The death of Siem in Wia

On the 4th of May, 2007, 175 detainees including me were transported to Wia concentration camp From Adi-Abeito prison in Asmara. Prison Conditions in Wia are extremely bad and the climate is harsh, reaching about 50 Celcius. The next day, 5th of May, we were made to trek about 15 kilometers to collect and bring firewood. In our way back to the camp, a young man who was named Siem, from Asmara, got tired and ill and could not carry his load. Despite his illness he was forced to continue trekking by beating until finally fell on the ground. One of the soldiers by the name Sheebi threatened him that he would suffer when he reaches the camp for his tricks (claiming that he was pretending to be ill). Four people carried him to the camp; on arrival to the camp, sheebi tied him up in ‘helicopter’ style and beat him severely and he left him tied on the burning ground until he vomited blood through his mouth and nostrils. Then untied him and selected some people from among us to carry him to the clinic. As they departed to the clinic, he died. Ten people were select secretly from among us to dig the grave and bury. They were told to keep the secret. After two weeks, his mother came to the camp asking about her son. The military officers in charge told her that there is no such a person in that name.
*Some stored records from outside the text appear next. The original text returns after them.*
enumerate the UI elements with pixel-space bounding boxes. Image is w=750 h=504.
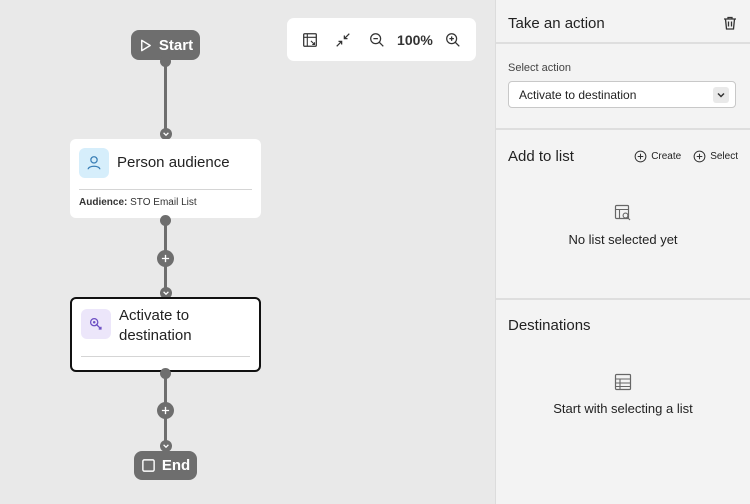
zoom-out-button[interactable] bbox=[364, 27, 390, 53]
node-title: Person audience bbox=[117, 154, 230, 171]
select-label: Select bbox=[710, 151, 738, 162]
meta-label: Audience: bbox=[79, 197, 128, 208]
start-label: Start bbox=[158, 36, 194, 54]
end-node[interactable]: End bbox=[134, 451, 197, 480]
destinations-empty-text: Start with selecting a list bbox=[553, 401, 693, 416]
person-icon bbox=[79, 148, 109, 178]
minimize-icon bbox=[336, 32, 350, 47]
add-to-list-section: Add to list Create Select No list select… bbox=[496, 130, 750, 300]
connector-line bbox=[164, 60, 167, 135]
trash-icon bbox=[724, 16, 736, 30]
destinations-empty-state: Start with selecting a list bbox=[496, 373, 750, 416]
list-search-icon bbox=[614, 204, 631, 221]
connector-dot bbox=[160, 56, 171, 67]
list-empty-text: No list selected yet bbox=[568, 232, 678, 247]
create-label: Create bbox=[651, 151, 682, 162]
zoom-toolbar: 100% bbox=[287, 18, 476, 61]
meta-value: STO Email List bbox=[130, 197, 197, 208]
panel-title: Take an action bbox=[508, 15, 605, 32]
action-panel: Take an action Select action Activate to… bbox=[495, 0, 750, 504]
add-step-button[interactable] bbox=[157, 250, 174, 267]
select-action-label: Select action bbox=[508, 62, 571, 74]
destinations-title: Destinations bbox=[508, 317, 591, 334]
collapse-button[interactable] bbox=[330, 27, 356, 53]
list-empty-state: No list selected yet bbox=[496, 204, 750, 247]
play-icon bbox=[140, 39, 151, 51]
create-list-button[interactable]: Create bbox=[634, 150, 681, 163]
node-title: Activate to destination bbox=[119, 307, 192, 344]
journey-canvas[interactable]: Start Person audience Audience: STO Emai… bbox=[0, 0, 495, 504]
select-list-button[interactable]: Select bbox=[693, 150, 738, 163]
zoom-in-icon bbox=[446, 32, 461, 47]
plus-circle-icon bbox=[634, 150, 647, 163]
end-label: End bbox=[161, 457, 191, 474]
add-to-list-title: Add to list bbox=[508, 148, 574, 165]
chevron-down-icon bbox=[713, 86, 729, 103]
zoom-out-icon bbox=[369, 32, 384, 47]
select-action-value: Activate to destination bbox=[519, 87, 637, 102]
fit-screen-icon bbox=[302, 32, 317, 47]
add-step-button[interactable] bbox=[157, 402, 174, 419]
connector-dot bbox=[160, 368, 171, 379]
person-audience-node[interactable]: Person audience Audience: STO Email List bbox=[70, 139, 261, 218]
activate-icon bbox=[81, 309, 111, 339]
take-action-header: Take an action bbox=[496, 0, 750, 44]
node-meta: Audience: STO Email List bbox=[70, 190, 261, 215]
select-action-dropdown[interactable]: Activate to destination bbox=[508, 81, 736, 108]
plus-circle-icon bbox=[693, 150, 706, 163]
select-action-section: Select action Activate to destination bbox=[496, 44, 750, 130]
destinations-section: Destinations Start with selecting a list bbox=[496, 300, 750, 504]
activate-destination-node[interactable]: Activate to destination bbox=[70, 297, 261, 372]
zoom-level: 100% bbox=[397, 31, 433, 48]
zoom-in-button[interactable] bbox=[440, 27, 466, 53]
fit-to-screen-button[interactable] bbox=[297, 27, 323, 53]
connector-dot bbox=[160, 215, 171, 226]
table-icon bbox=[614, 373, 632, 391]
stop-square-icon bbox=[142, 459, 155, 472]
divider bbox=[81, 356, 250, 357]
delete-button[interactable] bbox=[722, 15, 738, 42]
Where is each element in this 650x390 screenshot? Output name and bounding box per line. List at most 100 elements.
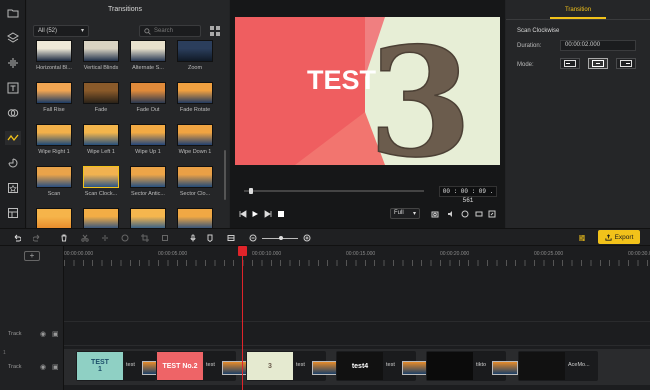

The Death of Merhawi (pseudonym)

Merhawi was from Keren town. He was detained in 2006 in the Gash Barka region. While he was in route to another prison, he attempted to escape in Keren. He jumped from the truck which was transporting him and other detainees. One of the guards guarding the detainees died when he jumped from the same truck to chase him. Unfortunately Merhawi was caught again and tortured in front of the people of Keren. The tortures were so severe which left the people of Keren in shock and panic. After the torture Merhawi was loaded on the truck and transported to unknown destination. Though his injuries were critical, the guards at the time did not allow him to have access to medical treatment. Rather they transported him to unknown destination. After that incident, Merhawi was never seen again and his family was kept in limbo for several years. This situation had caused his mother so much sorrow and anguished resulting in to her death. The family kept searching for information for years. After relentless efforts by his siblings recently they got the confirmation that he died. Grieving his death, now they put a closure into the matter and moved on.

The above examples are the tip of the iceberg that give illustrations of the situation in Eritrea. It is difficult to give statistical figures of how many families are victims of such violations. But this phenomenon is affecting a big number of families. The list includes families of political figures and religious clerics. For example hundreds of Muslim clerics were rounded up by the Eritrean security forces in 1994 and they have never been seen again. There are wide spread rumors that they have been killed but their families are in limbo because they could not mourn, put closure to the matter and move on. Similarly over the years many people from the Orthodox and Pentecostal churches have been kidnapped by the Eritrean regime not to be seen again. Among the political figures are members of the group known as G-15 who were arrested in 2001 together with the journalists who were never seen again. There are rumors that many of them have died. In 2010, one of their guards escaped and reported https://africamonitors.org/2018/09/22/the-eritrean-exodus-to-ethiopia/the death of several of them. But their families could not mourn and grieve their death and move on as they have not gotten official information from the authorities.